Phyllis Schlafly Eagles’ Ed Martin Tweets QAnon Slogan

Right-wing activist Ed Martin (Photo from EdMartinLive.com)

The president of Phyllis Schlafly Eagles—one of the two groups that splintered from the late anti-feminist’s organization of the same name—has shown himself to be a supporter of the far-right QAnon conspiracy-theory movement. 

Right-wing political operative Ed Martin retweeted Michael Flynn, Trump’s former national security adviser, using the QAnon hashtag #WWG1WGA, shorthand for the QAnon slogan, “Where we go one, we go all.”

Flynn, who pled guilty to lying to the FBI about his contacts with a Russian diplomat ahead of Trump’s inauguration, is now trying to reverse his plea with the help of ​lawyer Sidney Powell. Along with an image of a bald eagle in American flag colors, Flynn tweeted Wednesday, “Over the next Seven Days, leave it all on the field. The enemy uses fear to decrease our hope and limit our victories. Patriots & Freedom will be victorious (ISAIAH 43:1 … “you are Mine”).”

Martin retweeted the former four-star general, adding, “Marching order received, Sir! Onward. #WWG1WGA.”

QAnon followers believe that Trump is waging a secret war against a “deep state” of satanic pedophiles, made up of leaders in Democratic politics, business, and entertainment. (Some tellings of the conspiracy theory heavily pull on blood libel, alleging that these Satanic pedophiles also use their blood for evil rituals and are cannibals.) Followers believe that any day now, Trump will be successful in rooting out and exposing this deep state, rounding up these traitors with mass arrests and executions ​of top Democrats and Hollywood figures in what QAnon followers call “The Storm.” The conspiracy theory has become not just a movement but a network that spans multiple social media platforms​, with QAnon influencers amassing large followings and entering such disparate spaces as evangelical and dominionist communities as well as sports and wellness. 

Flynn has already expressed his support for the QAnon movement, which holds him up as a hero for battling the so-called “deep state.” On July 4, Flynn shared a video of himself and five other people reciting an oath popular among QAnon followers, which includes the phrase “Where we go one, we go all.” 

Flynn and Martin appear to have a chummy relationship, with Martin often talking about his friendship with the former general.
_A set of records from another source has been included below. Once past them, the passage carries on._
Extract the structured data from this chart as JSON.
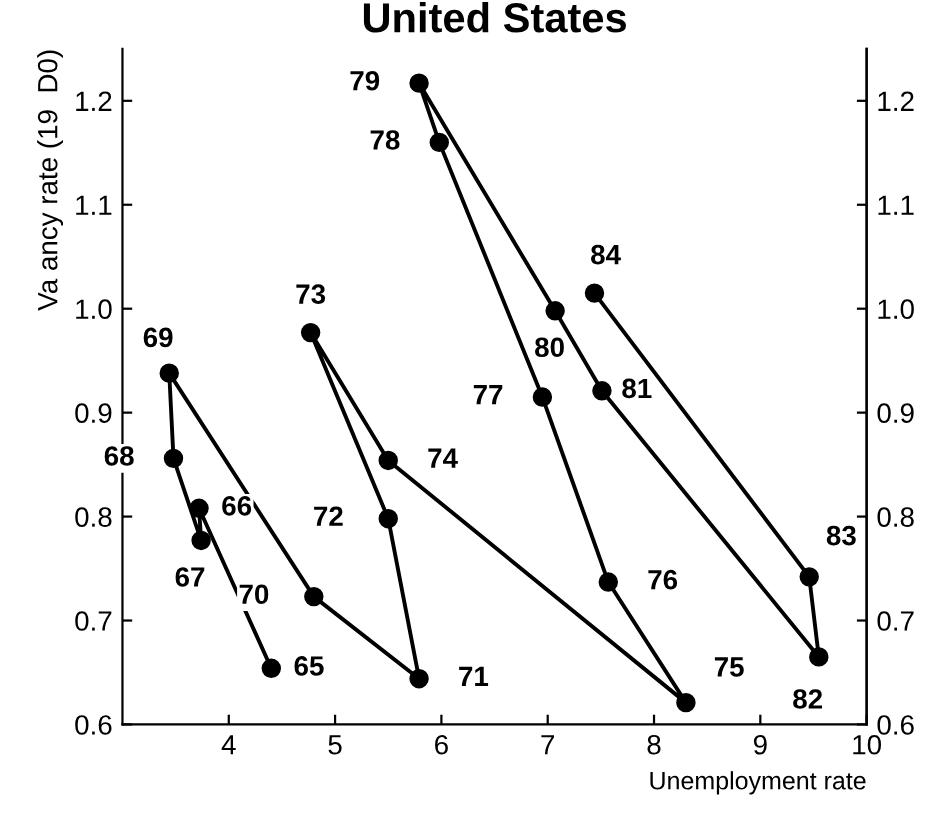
{
  "chart_data": {
    "type": "line",
    "title": "United States",
    "xlabel": "Unemployment rate",
    "ylabel": "Va ancy rate (19  D0)",
    "x": [
      4.4,
      3.72,
      3.74,
      3.48,
      3.44,
      4.8,
      5.79,
      5.5,
      4.77,
      5.5,
      8.3,
      7.57,
      6.95,
      5.98,
      5.79,
      7.07,
      7.51,
      9.55,
      9.46,
      7.44
    ],
    "series": [
      {
        "color": "#000000",
        "values": [
          0.654,
          0.808,
          0.777,
          0.856,
          0.938,
          0.723,
          0.644,
          0.798,
          0.977,
          0.854,
          0.621,
          0.737,
          0.915,
          1.16,
          1.217,
          0.998,
          0.921,
          0.665,
          0.742,
          1.015
        ]
      }
    ],
    "marker": "circle",
    "line_style": "solid",
    "grid": false,
    "legend": false,
    "xlim": [
      3.0,
      10
    ],
    "xticks": [
      4,
      5,
      6,
      7,
      8,
      9,
      10
    ],
    "ylim": [
      0.6,
      1.25
    ],
    "yticks": [
      0.6,
      0.7,
      0.8,
      0.9,
      {
        "value": 1,
        "label": "1.0"
      },
      1.1,
      1.2
    ],
    "y2lim": [
      0.6,
      1.25
    ],
    "y2ticks": [
      0.6,
      0.7,
      0.8,
      0.9,
      {
        "value": 1,
        "label": "1.0"
      },
      1.1,
      1.2
    ],
    "annotations": [
      {
        "text": "65",
        "x": 4.4,
        "y": 0.654
      },
      {
        "text": "66",
        "x": 3.72,
        "y": 0.808
      },
      {
        "text": "67",
        "x": 3.74,
        "y": 0.777
      },
      {
        "text": "68",
        "x": 3.48,
        "y": 0.856
      },
      {
        "text": "69",
        "x": 3.44,
        "y": 0.938
      },
      {
        "text": "70",
        "x": 4.8,
        "y": 0.723
      },
      {
        "text": "71",
        "x": 5.79,
        "y": 0.644
      },
      {
        "text": "72",
        "x": 5.5,
        "y": 0.798
      },
      {
        "text": "73",
        "x": 4.77,
        "y": 0.977
      },
      {
        "text": "74",
        "x": 5.5,
        "y": 0.854
      },
      {
        "text": "75",
        "x": 8.3,
        "y": 0.621
      },
      {
        "text": "76",
        "x": 7.57,
        "y": 0.737
      },
      {
        "text": "77",
        "x": 6.95,
        "y": 0.915
      },
      {
        "text": "78",
        "x": 5.98,
        "y": 1.16
      },
      {
        "text": "79",
        "x": 5.79,
        "y": 1.217
      },
      {
        "text": "80",
        "x": 7.07,
        "y": 0.998
      },
      {
        "text": "81",
        "x": 7.51,
        "y": 0.921
      },
      {
        "text": "82",
        "x": 9.55,
        "y": 0.665
      },
      {
        "text": "83",
        "x": 9.46,
        "y": 0.742
      },
      {
        "text": "84",
        "x": 7.44,
        "y": 1.015
      }
    ]
  }
}
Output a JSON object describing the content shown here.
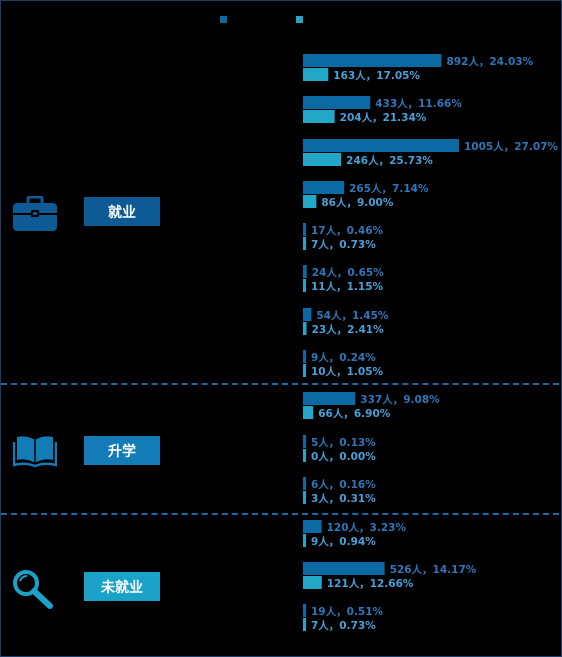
{
  "colors": {
    "series_a": "#0b6aa4",
    "series_b": "#23a6c8",
    "label_a": "#2f76b9",
    "label_b": "#4aa0d8",
    "divider": "#1d6aa8",
    "cat_employed": "#0e5a94",
    "cat_study": "#137bb6",
    "cat_unemployed": "#1aa2c8"
  },
  "categories": [
    {
      "label": "就业",
      "icon": "briefcase-icon"
    },
    {
      "label": "升学",
      "icon": "open-book-icon"
    },
    {
      "label": "未就业",
      "icon": "magnifier-icon"
    }
  ],
  "chart_data": {
    "type": "bar",
    "orientation": "horizontal",
    "groups": [
      {
        "category": "就业",
        "rows": [
          0,
          1,
          2,
          3,
          4,
          5,
          6,
          7
        ]
      },
      {
        "category": "升学",
        "rows": [
          8,
          9,
          10
        ]
      },
      {
        "category": "未就业",
        "rows": [
          11,
          12,
          13
        ]
      }
    ],
    "series": [
      {
        "values": [
          892,
          433,
          1005,
          265,
          17,
          24,
          54,
          9,
          337,
          5,
          6,
          120,
          526,
          19
        ],
        "labels": [
          "892人，24.03%",
          "433人，11.66%",
          "1005人，27.07%",
          "265人，7.14%",
          "17人，0.46%",
          "24人，0.65%",
          "54人，1.45%",
          "9人，0.24%",
          "337人，9.08%",
          "5人，0.13%",
          "6人，0.16%",
          "120人，3.23%",
          "526人，14.17%",
          "19人，0.51%"
        ]
      },
      {
        "values": [
          163,
          204,
          246,
          86,
          7,
          11,
          23,
          10,
          66,
          0,
          3,
          9,
          121,
          7
        ],
        "labels": [
          "163人，17.05%",
          "204人，21.34%",
          "246人，25.73%",
          "86人，9.00%",
          "7人，0.73%",
          "11人，1.15%",
          "23人，2.41%",
          "10人，1.05%",
          "66人，6.90%",
          "0人，0.00%",
          "3人，0.31%",
          "9人，0.94%",
          "121人，12.66%",
          "7人，0.73%"
        ]
      }
    ],
    "legend_position": "top-center",
    "grid": false
  }
}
On Wednesday, after retweeting Flynn, Martin took to Periscope to note that he had been texting with ​Flynn earlier in the day and referenced Flynn’s tweet.

“He’s meeting with Sidney Powell, and they’re trying to figure out how to get out of this crazy persecution,” Martin said. “General Flynn has been very quiet on his Twitter feed and otherwise, he’s been focused on fighting for his life and his family. And he’s also been fighting for us because of what he’s done to expose the deep state.”

On Tuesday, Martin sent an email ​blast to his Phyllis Schlafly Eagles subscribers looking back on a speech Phyllis Schlafly made in the wake of the 9/11 terror attacks. But the subject line, “Eagles Fly Into The Storm,” and the text seemed to hint at a different kind of storm. 

“Dear Fellow Eagle,” Martin wrote, “Phyllis said that while other birds will fly away when a storm brews, Eagles are unique because they choose to fly into the storm. Rather than be intimidated by the strong winds, Eagles spread their wings and use the wind to lift them even higher.”

“Right now, America is once again in a storm,” he continued. “We are all weary of a long and treacherous campaign season, but none of the groundwork matters if we don’t stay strong in this final stretch. Election Day is November 3, one week from today. Now is the time for every Eagle to fly into the storm!”

In early October, as YouTube, Facebook, and Twitter finally began cracking down on the conspiracy theory, Martin complained, “Big Tech is silencing QAnon, Facebook is silencing QAnon.”

But though tech companies have begun cracking down on the conspiracy theory, the president has chosen not to disavow the movement, choosing to instead praise its followers in a town hall earlier this month.